Cosa vuol dire? Che da noi, il Governo ottiene la fiducia dal Parlamento. Non direttamente dai cittadini, attraverso una forma di elezione o di designazione popolare. Infatti in quasi 70 anni di Repubblica Italiana, NESSUN GOVERNO ITALIANO È MAI STATO SCELTO DIRETTAMENTE DAI CITTADINI (è bene ricordarlo, visto quante persone sento dire che il Governo Renzi non è stato eletto dalla gente… nessun governo italiano è mai stato scelto dalla gente… sarebbe una enorme violazione costituzionale…).
Invece il Governo in Italia nasce dal Parlamento: e in Parlamento può morire, e può essere cambiato con un altro, anche senza tornare a votare, se il Presidente della Repubblica non scioglie le Camere e dà un nuovo incarico per formare un altro Governo. Questa è la forma di governo parlamentare. Certo, alcune riforme e prassi elettorali del passato (come il nome nel simbolo di partito) hanno fatto passare l’idea che siano i cittadini a dover scegliere direttamente il loro Presidente del Consiglio. Legittimo, ma in questo caso, non saremmo più una Repubblica parlamentare: diventeremmo una Repubblica semipresidenziale, o a tendenza presidenziale. Cioè qualcosa di completamente diverso dalla Repubblica uscita dalla Costituente nel 1948. Ciò detto, questa Riforma Costituzionale NON TOCCA IN ALCUN MODO LA NOSTRA FORMA DI GOVERNO. Restiamo cioè una Repubblica parlamentare, cioè col Parlamento al centro. Il Parlamento, e in particolare la Camera, “fa e disfa” i Governi. Nessun rafforzamento del Governo. Nessun rafforzamento delle prerogative del “Premier”.
Nessun accentramento del potere nelle mani di uno solo, a discapito del Parlamento.
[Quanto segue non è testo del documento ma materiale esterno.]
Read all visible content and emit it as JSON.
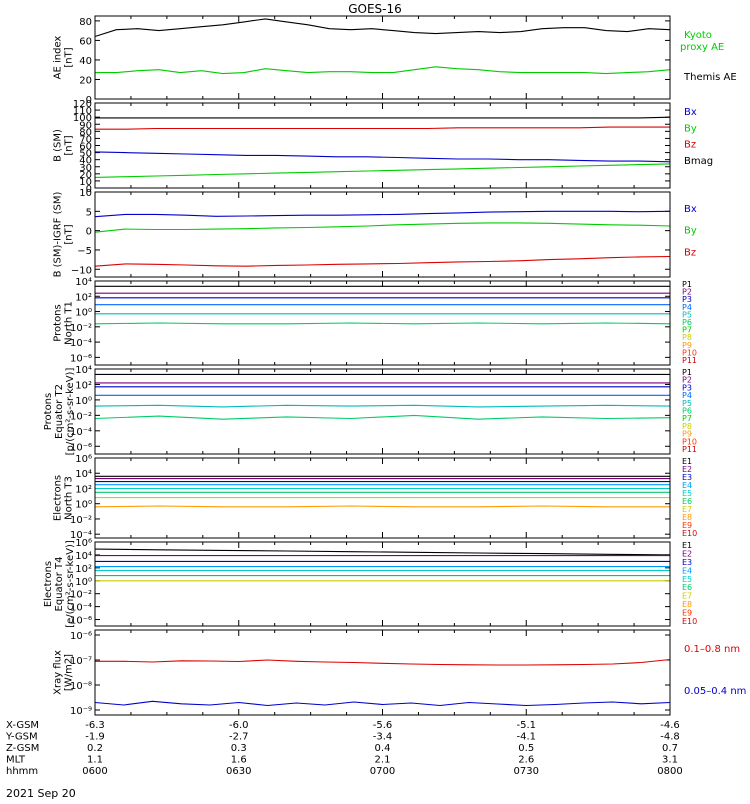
{
  "title": "GOES-16",
  "date_label": "2021 Sep 20",
  "colors": {
    "black": "#000000",
    "red": "#dd0000",
    "green": "#00cc00",
    "blue": "#0000cc",
    "p_palette": [
      "#000000",
      "#7a007a",
      "#0000cc",
      "#0066ff",
      "#00bbbb",
      "#00cc66",
      "#00cc00",
      "#cccc00",
      "#ff9900",
      "#ff3300",
      "#cc0000"
    ],
    "e_palette": [
      "#000000",
      "#7a007a",
      "#0000cc",
      "#0099ff",
      "#00cccc",
      "#00cc66",
      "#cccc00",
      "#ff9900",
      "#ff3300",
      "#dd0000"
    ]
  },
  "xaxis": {
    "rows": [
      {
        "label": "X-GSM",
        "values": [
          "-6.3",
          "-6.0",
          "-5.6",
          "-5.1",
          "-4.6"
        ]
      },
      {
        "label": "Y-GSM",
        "values": [
          "-1.9",
          "-2.7",
          "-3.4",
          "-4.1",
          "-4.8"
        ]
      },
      {
        "label": "Z-GSM",
        "values": [
          "0.2",
          "0.3",
          "0.4",
          "0.5",
          "0.7"
        ]
      },
      {
        "label": "MLT",
        "values": [
          "1.1",
          "1.6",
          "2.1",
          "2.6",
          "3.1"
        ]
      },
      {
        "label": "hhmm",
        "values": [
          "0600",
          "0630",
          "0700",
          "0730",
          "0800"
        ]
      }
    ]
  },
  "chart_data": [
    {
      "type": "line",
      "id": "ae",
      "ylabel": [
        "AE index",
        "[nT]"
      ],
      "ylim": [
        0,
        85
      ],
      "yticks": [
        {
          "v": 0,
          "t": "0"
        },
        {
          "v": 20,
          "t": "20"
        },
        {
          "v": 40,
          "t": "40"
        },
        {
          "v": 60,
          "t": "60"
        },
        {
          "v": 80,
          "t": "80"
        }
      ],
      "series": [
        {
          "name": "Kyoto proxy AE",
          "color": "green",
          "values": [
            27,
            27,
            29,
            30,
            27,
            29,
            26,
            27,
            31,
            29,
            27,
            28,
            28,
            27,
            27,
            30,
            33,
            31,
            30,
            28,
            27,
            27,
            27,
            27,
            26,
            27,
            28,
            30
          ]
        },
        {
          "name": "Themis AE",
          "color": "black",
          "values": [
            64,
            71,
            72,
            70,
            72,
            74,
            76,
            79,
            82,
            79,
            76,
            72,
            71,
            72,
            70,
            68,
            67,
            68,
            69,
            68,
            69,
            72,
            73,
            73,
            70,
            69,
            72,
            71
          ]
        }
      ]
    },
    {
      "type": "line",
      "id": "bsm",
      "ylabel": [
        "B (SM)",
        "[nT]"
      ],
      "ylim": [
        0,
        120
      ],
      "yticks": [
        {
          "v": 0,
          "t": "0"
        },
        {
          "v": 10,
          "t": "10"
        },
        {
          "v": 20,
          "t": "20"
        },
        {
          "v": 30,
          "t": "30"
        },
        {
          "v": 40,
          "t": "40"
        },
        {
          "v": 50,
          "t": "50"
        },
        {
          "v": 60,
          "t": "60"
        },
        {
          "v": 70,
          "t": "70"
        },
        {
          "v": 80,
          "t": "80"
        },
        {
          "v": 90,
          "t": "90"
        },
        {
          "v": 100,
          "t": "100"
        },
        {
          "v": 110,
          "t": "110"
        },
        {
          "v": 120,
          "t": "120"
        }
      ],
      "series": [
        {
          "name": "Bx",
          "color": "blue",
          "values": [
            51,
            50,
            49,
            48,
            47,
            46,
            46,
            45,
            44,
            44,
            43,
            42,
            41,
            41,
            40,
            40,
            39,
            38,
            38,
            37
          ]
        },
        {
          "name": "By",
          "color": "green",
          "values": [
            15,
            16,
            17,
            18,
            19,
            20,
            21,
            22,
            23,
            24,
            25,
            26,
            27,
            28,
            29,
            30,
            31,
            32,
            33,
            34
          ]
        },
        {
          "name": "Bz",
          "color": "red",
          "values": [
            83,
            83,
            84,
            84,
            84,
            84,
            84,
            84,
            84,
            84,
            84,
            84,
            85,
            85,
            85,
            85,
            85,
            86,
            86,
            86
          ]
        },
        {
          "name": "Bmag",
          "color": "black",
          "values": [
            99,
            99,
            99,
            99,
            99,
            99,
            99,
            99,
            99,
            99,
            99,
            99,
            99,
            99,
            99,
            99,
            99,
            99,
            99,
            100
          ]
        }
      ]
    },
    {
      "type": "line",
      "id": "bigrf",
      "ylabel": [
        "B (SM)-IGRF (SM)",
        "[nT]"
      ],
      "ylim": [
        -12,
        10
      ],
      "yticks": [
        {
          "v": -10,
          "t": "−10"
        },
        {
          "v": -5,
          "t": "−5"
        },
        {
          "v": 0,
          "t": "0"
        },
        {
          "v": 5,
          "t": "5"
        },
        {
          "v": 10,
          "t": "10"
        }
      ],
      "series": [
        {
          "name": "Bx",
          "color": "blue",
          "values": [
            3.6,
            4.2,
            4.2,
            4.0,
            3.7,
            3.8,
            3.9,
            4.0,
            4.0,
            4.1,
            4.2,
            4.4,
            4.6,
            4.8,
            4.9,
            5.0,
            5.0,
            5.0,
            4.9,
            5.0
          ]
        },
        {
          "name": "By",
          "color": "green",
          "values": [
            -0.4,
            0.4,
            0.3,
            0.3,
            0.4,
            0.5,
            0.7,
            0.8,
            1.0,
            1.2,
            1.5,
            1.7,
            1.9,
            2.0,
            2.0,
            1.9,
            1.7,
            1.5,
            1.4,
            1.2
          ]
        },
        {
          "name": "Bz",
          "color": "red",
          "values": [
            -9.2,
            -8.6,
            -8.7,
            -8.9,
            -9.1,
            -9.2,
            -9.0,
            -8.9,
            -8.7,
            -8.6,
            -8.5,
            -8.3,
            -8.1,
            -8.0,
            -7.8,
            -7.5,
            -7.3,
            -7.0,
            -6.8,
            -6.7
          ]
        }
      ]
    },
    {
      "type": "line",
      "id": "protons-t1",
      "scale": "log",
      "ylabel": [
        "Protons",
        "North T1"
      ],
      "ylim": [
        -7,
        4
      ],
      "yticks": [
        {
          "v": 4,
          "t": "10⁴"
        },
        {
          "v": 2,
          "t": "10²"
        },
        {
          "v": 0,
          "t": "10⁰"
        },
        {
          "v": -2,
          "t": "10⁻²"
        },
        {
          "v": -4,
          "t": "10⁻⁴"
        },
        {
          "v": -6,
          "t": "10⁻⁶"
        }
      ],
      "legend": [
        "P1",
        "P2",
        "P3",
        "P4",
        "P5",
        "P6",
        "P7",
        "P8",
        "P9",
        "P10",
        "P11"
      ],
      "series": [
        {
          "name": "P1",
          "color_index": 0,
          "values": [
            3.3,
            3.3,
            3.3,
            3.3,
            3.3,
            3.3,
            3.3,
            3.3,
            3.3,
            3.3
          ]
        },
        {
          "name": "P2",
          "color_index": 1,
          "values": [
            2.4,
            2.4,
            2.4,
            2.4,
            2.4,
            2.4,
            2.4,
            2.4,
            2.4,
            2.4
          ]
        },
        {
          "name": "P3",
          "color_index": 2,
          "values": [
            1.8,
            1.8,
            1.8,
            1.8,
            1.8,
            1.8,
            1.8,
            1.8,
            1.8,
            1.8
          ]
        },
        {
          "name": "P4",
          "color_index": 3,
          "values": [
            0.9,
            0.9,
            0.9,
            0.9,
            0.9,
            0.9,
            0.9,
            0.9,
            0.9,
            0.9
          ]
        },
        {
          "name": "P5",
          "color_index": 4,
          "values": [
            -0.3,
            -0.3,
            -0.3,
            -0.3,
            -0.3,
            -0.3,
            -0.3,
            -0.3,
            -0.3,
            -0.3
          ]
        },
        {
          "name": "P6",
          "color_index": 5,
          "values": [
            -1.6,
            -1.5,
            -1.6,
            -1.6,
            -1.5,
            -1.6,
            -1.5,
            -1.6,
            -1.5,
            -1.6
          ]
        }
      ]
    },
    {
      "type": "line",
      "id": "protons-t2",
      "scale": "log",
      "ylabel": [
        "Protons",
        "Equator T2",
        "[p/(cm²-s-sr-keV)]"
      ],
      "ylim": [
        -7,
        4
      ],
      "yticks": [
        {
          "v": 4,
          "t": "10⁴"
        },
        {
          "v": 2,
          "t": "10²"
        },
        {
          "v": 0,
          "t": "10⁰"
        },
        {
          "v": -2,
          "t": "10⁻²"
        },
        {
          "v": -4,
          "t": "10⁻⁴"
        },
        {
          "v": -6,
          "t": "10⁻⁶"
        }
      ],
      "legend": [
        "P1",
        "P2",
        "P3",
        "P4",
        "P5",
        "P6",
        "P7",
        "P8",
        "P9",
        "P10",
        "P11"
      ],
      "series": [
        {
          "name": "P1",
          "color_index": 0,
          "values": [
            3.3,
            3.3,
            3.3,
            3.3,
            3.3,
            3.3,
            3.3,
            3.3,
            3.3,
            3.3
          ]
        },
        {
          "name": "P2",
          "color_index": 1,
          "values": [
            2.2,
            2.2,
            2.2,
            2.2,
            2.2,
            2.2,
            2.2,
            2.2,
            2.2,
            2.2
          ]
        },
        {
          "name": "P3",
          "color_index": 2,
          "values": [
            1.7,
            1.7,
            1.7,
            1.7,
            1.7,
            1.7,
            1.7,
            1.7,
            1.7,
            1.7
          ]
        },
        {
          "name": "P4",
          "color_index": 3,
          "values": [
            0.6,
            0.6,
            0.6,
            0.6,
            0.6,
            0.6,
            0.6,
            0.6,
            0.6,
            0.6
          ]
        },
        {
          "name": "P5",
          "color_index": 4,
          "values": [
            -0.8,
            -0.7,
            -0.9,
            -0.7,
            -0.8,
            -0.7,
            -0.9,
            -0.8,
            -0.7,
            -0.8
          ]
        },
        {
          "name": "P6",
          "color_index": 5,
          "values": [
            -2.4,
            -2.1,
            -2.5,
            -2.2,
            -2.4,
            -2.0,
            -2.5,
            -2.2,
            -2.4,
            -2.3
          ]
        }
      ]
    },
    {
      "type": "line",
      "id": "electrons-t3",
      "scale": "log",
      "ylabel": [
        "Electrons",
        "North T3"
      ],
      "ylim": [
        -4.5,
        6
      ],
      "yticks": [
        {
          "v": 6,
          "t": "10⁶"
        },
        {
          "v": 4,
          "t": "10⁴"
        },
        {
          "v": 2,
          "t": "10²"
        },
        {
          "v": 0,
          "t": "10⁰"
        },
        {
          "v": -2,
          "t": "10⁻²"
        },
        {
          "v": -4,
          "t": "10⁻⁴"
        }
      ],
      "legend": [
        "E1",
        "E2",
        "E3",
        "E4",
        "E5",
        "E6",
        "E7",
        "E8",
        "E9",
        "E10"
      ],
      "series": [
        {
          "name": "E1",
          "color_index": 0,
          "values": [
            3.6,
            3.6,
            3.6,
            3.6,
            3.6,
            3.6,
            3.6,
            3.6,
            3.6,
            3.6
          ]
        },
        {
          "name": "E2",
          "color_index": 1,
          "values": [
            3.3,
            3.3,
            3.3,
            3.3,
            3.3,
            3.3,
            3.3,
            3.3,
            3.3,
            3.3
          ]
        },
        {
          "name": "E3",
          "color_index": 2,
          "values": [
            2.9,
            2.9,
            2.9,
            2.9,
            2.9,
            2.9,
            2.9,
            2.9,
            2.9,
            2.9
          ]
        },
        {
          "name": "E4",
          "color_index": 3,
          "values": [
            2.5,
            2.5,
            2.5,
            2.5,
            2.5,
            2.5,
            2.5,
            2.5,
            2.5,
            2.5
          ]
        },
        {
          "name": "E5",
          "color_index": 4,
          "values": [
            2.0,
            2.0,
            2.0,
            2.0,
            2.0,
            2.0,
            2.0,
            2.0,
            2.0,
            2.0
          ]
        },
        {
          "name": "E6",
          "color_index": 5,
          "values": [
            1.5,
            1.5,
            1.5,
            1.5,
            1.5,
            1.5,
            1.5,
            1.5,
            1.5,
            1.5
          ]
        },
        {
          "name": "E7",
          "color_index": 6,
          "values": [
            0.8,
            0.8,
            0.8,
            0.8,
            0.8,
            0.8,
            0.8,
            0.8,
            0.8,
            0.8
          ]
        },
        {
          "name": "E8",
          "color_index": 7,
          "values": [
            -0.4,
            -0.3,
            -0.4,
            -0.4,
            -0.3,
            -0.4,
            -0.4,
            -0.3,
            -0.4,
            -0.4
          ]
        }
      ]
    },
    {
      "type": "line",
      "id": "electrons-t4",
      "scale": "log",
      "ylabel": [
        "Electrons",
        "Equator T4",
        "[e/(cm²-s-sr-keV)]"
      ],
      "ylim": [
        -7,
        6
      ],
      "yticks": [
        {
          "v": 6,
          "t": "10⁶"
        },
        {
          "v": 4,
          "t": "10⁴"
        },
        {
          "v": 2,
          "t": "10²"
        },
        {
          "v": 0,
          "t": "10⁰"
        },
        {
          "v": -2,
          "t": "10⁻²"
        },
        {
          "v": -4,
          "t": "10⁻⁴"
        },
        {
          "v": -6,
          "t": "10⁻⁶"
        }
      ],
      "legend": [
        "E1",
        "E2",
        "E3",
        "E4",
        "E5",
        "E6",
        "E7",
        "E8",
        "E9",
        "E10"
      ],
      "series": [
        {
          "name": "E1",
          "color_index": 0,
          "values": [
            4.9,
            4.8,
            4.7,
            4.6,
            4.5,
            4.4,
            4.3,
            4.2,
            4.1,
            4.0
          ]
        },
        {
          "name": "E2",
          "color_index": 1,
          "values": [
            3.9,
            3.9,
            3.9,
            3.9,
            3.9,
            3.9,
            3.9,
            3.9,
            3.9,
            3.9
          ]
        },
        {
          "name": "E3",
          "color_index": 2,
          "values": [
            3.0,
            3.0,
            3.0,
            3.0,
            3.0,
            3.0,
            3.0,
            3.0,
            3.0,
            3.0
          ]
        },
        {
          "name": "E4",
          "color_index": 3,
          "values": [
            2.2,
            2.2,
            2.2,
            2.2,
            2.2,
            2.2,
            2.2,
            2.2,
            2.2,
            2.2
          ]
        },
        {
          "name": "E5",
          "color_index": 4,
          "values": [
            1.6,
            1.6,
            1.6,
            1.6,
            1.6,
            1.6,
            1.6,
            1.6,
            1.6,
            1.6
          ]
        },
        {
          "name": "E6",
          "color_index": 5,
          "values": [
            0.8,
            0.8,
            0.8,
            0.8,
            0.8,
            0.8,
            0.8,
            0.8,
            0.8,
            0.8
          ]
        },
        {
          "name": "E7",
          "color_index": 6,
          "values": [
            0.0,
            0.0,
            0.0,
            0.0,
            0.0,
            0.0,
            0.0,
            0.0,
            0.0,
            0.0
          ]
        }
      ]
    },
    {
      "type": "line",
      "id": "xray",
      "scale": "log",
      "ylabel": [
        "Xray flux",
        "[W/m2]"
      ],
      "ylim": [
        -9.2,
        -5.8
      ],
      "yticks": [
        {
          "v": -6,
          "t": "10⁻⁶"
        },
        {
          "v": -7,
          "t": "10⁻⁷"
        },
        {
          "v": -8,
          "t": "10⁻⁸"
        },
        {
          "v": -9,
          "t": "10⁻⁹"
        }
      ],
      "series": [
        {
          "name": "0.1–0.8 nm",
          "color": "red",
          "values": [
            -7.05,
            -7.05,
            -7.08,
            -7.03,
            -7.04,
            -7.06,
            -7.0,
            -7.05,
            -7.08,
            -7.1,
            -7.13,
            -7.16,
            -7.18,
            -7.19,
            -7.2,
            -7.2,
            -7.19,
            -7.18,
            -7.16,
            -7.1,
            -6.98
          ]
        },
        {
          "name": "0.05–0.4 nm",
          "color": "blue",
          "values": [
            -8.7,
            -8.8,
            -8.65,
            -8.75,
            -8.8,
            -8.7,
            -8.82,
            -8.72,
            -8.8,
            -8.68,
            -8.78,
            -8.72,
            -8.82,
            -8.7,
            -8.76,
            -8.82,
            -8.78,
            -8.72,
            -8.68,
            -8.75,
            -8.7
          ]
        }
      ]
    }
  ]
}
Nessun passo verso il premierato, il cancellierato, il semipresidenzialismo o il presidenzialismo… Questa Riforma costituzionale non rafforza in alcun modo i “poteri di Renzi”. Contrariamente a quello che si sente dire in giro. (PS E se si obietta che il Governo è di fatto rafforzato rispetto al Parlamento, perché avrà una “Legione compatta” alla Camera, grazie all’Italicum, pari a 340 seggi, ricordo che tale “Legione” esiste anche adesso, ma in futuro sarà molto meno “compatta”: oggi i 340 di maggioranza sono tutti “nominati” dalle Segreterie di partito; con l’Italicum al massimo 100, quindi 240 saranno frutto di preferenze libere espresse dai cittadini. In altri termini, non è affatto detto che siano “fedelissimi” del Presidente del Consiglio… Il rapporto di “fiducia” tra Camera e Governo torna ad essere autentico).